Common problems with the method
Breaking the rules is the most common--"I just sort of forgot." Also, many people realize that they might break the rule so they avoid making an agreement that has serious consequences. When this happens, ask if you are serious about changing. Very few people will raise their own level of dissatisfaction; the rationalizations and excuses we use pay off so highly. But if you are serious about changing, you will probably want to set serious penalties for failing to do what you want to do.
Effectiveness, advantages and dangers
There is no doubt that threats work in many situations: we drive at 65 mph, we pay more taxes than we would without penalties for cheating, students study more when threatened with low grades, we are intimidated by pushy, aggressive people, etc. Sometimes we rebel against threats, or we disregard threats because we are so emotional (for example in murder cases). But, many "rules" and fines or mildly critical reminders influence our behavior easily and very effectively (Miller, 1980).

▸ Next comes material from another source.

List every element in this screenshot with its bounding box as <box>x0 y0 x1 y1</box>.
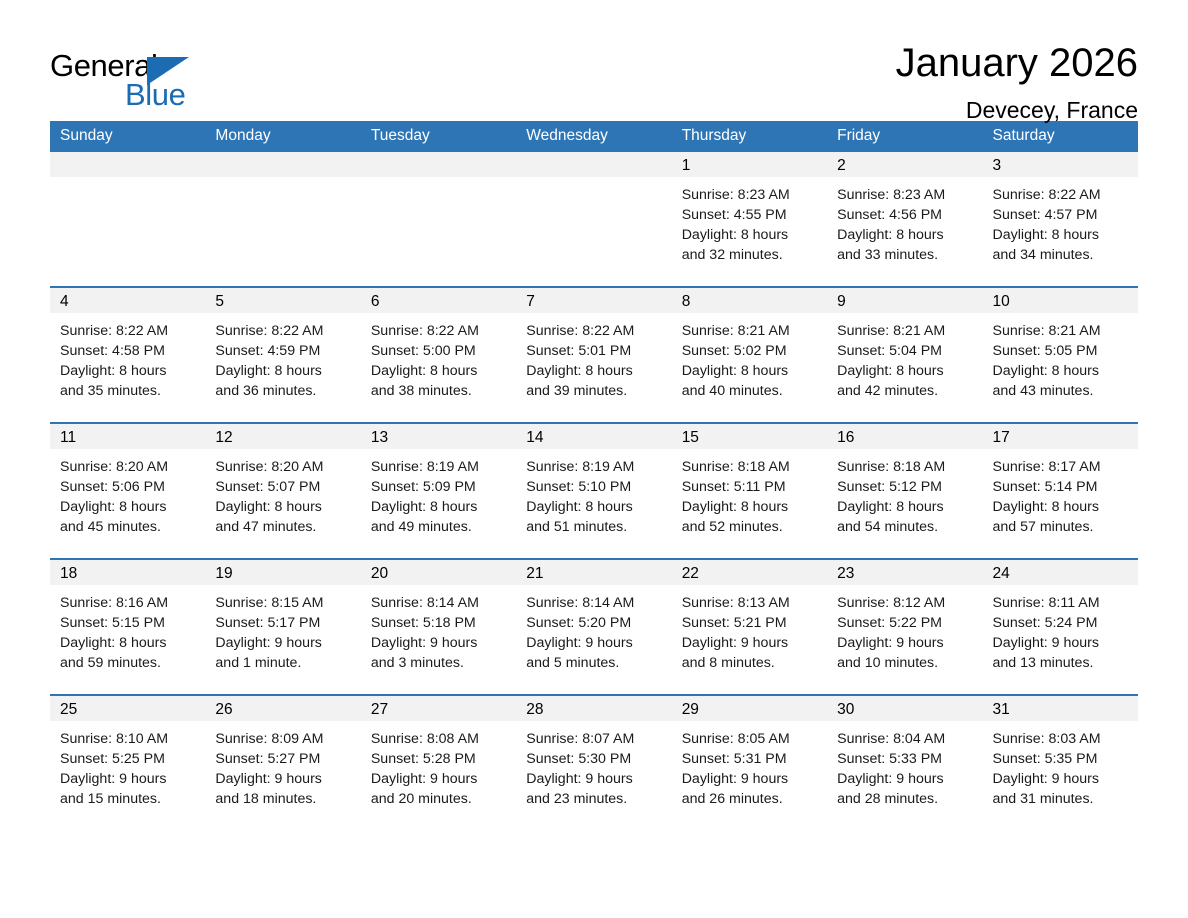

Research with alcoholism and homosexuality has had limited success with avoidance and escape training (Bellack and Hersen, 1977). It is set up so that drinking or unwanted sexual behaviors lead to nausea or electric shock. The nausea and shock can be avoided by staying sober and avoiding certain sexual thoughts or actions. The drop-out-of-therapy rate is high with these problems using threats of physical punishment, so using similar self-help methods are dubious in these cases too. However, the threat of mild self-administered shock associated with taking out a cigarette has been fairly effective.
The techniques for avoiding an unpleasant situation, e.g. change of environment or being assertive, have a good rate of success. The efficacy of creating your own stressful situation and then lowering the stress by being "good" is not well researched, although it is a common procedure in diet, exercise, and study programs. We humans are remarkably adept at disregarding the harmful long range consequences of over-eating, taking it easy, and putting off studying. Stressful self-confrontation may be the best solution to getting ourselves going.
These negative reinforcement methods can be fairly simple, especially getting out of bad situations and making up threatening rules. But, it is not easy to recognize the payoffs for unwanted behaviors (see method #9) and change those situations. Creating your own stress may also be hard and should be done with caution. I suspect that people who are already prone to be overly critical of themselves are attracted to self-criticism as a self-help method (which contributes to their problem, not to the solution).
There may be some risks associated with these methods: if you build the stress (to be avoided in order to be reinforced), you may then avoid the threatening situation altogether when it is to your advantage to stick it out. For example, if you make studying much more important (by emphasizing the long-range consequences), the additional stress may result in your partying and drinking more (to forget the future), instead of studying more. So be sure only desired behavior is being strengthened by the avoidance of unpleasantness. Furthermore, creating more stress might be psychologically and physiologically unhealthy.
Miller, L. K. (1980). Principles of everyday behavior analysis (2nd ed.), Monterey, CA: Brooks/Cole.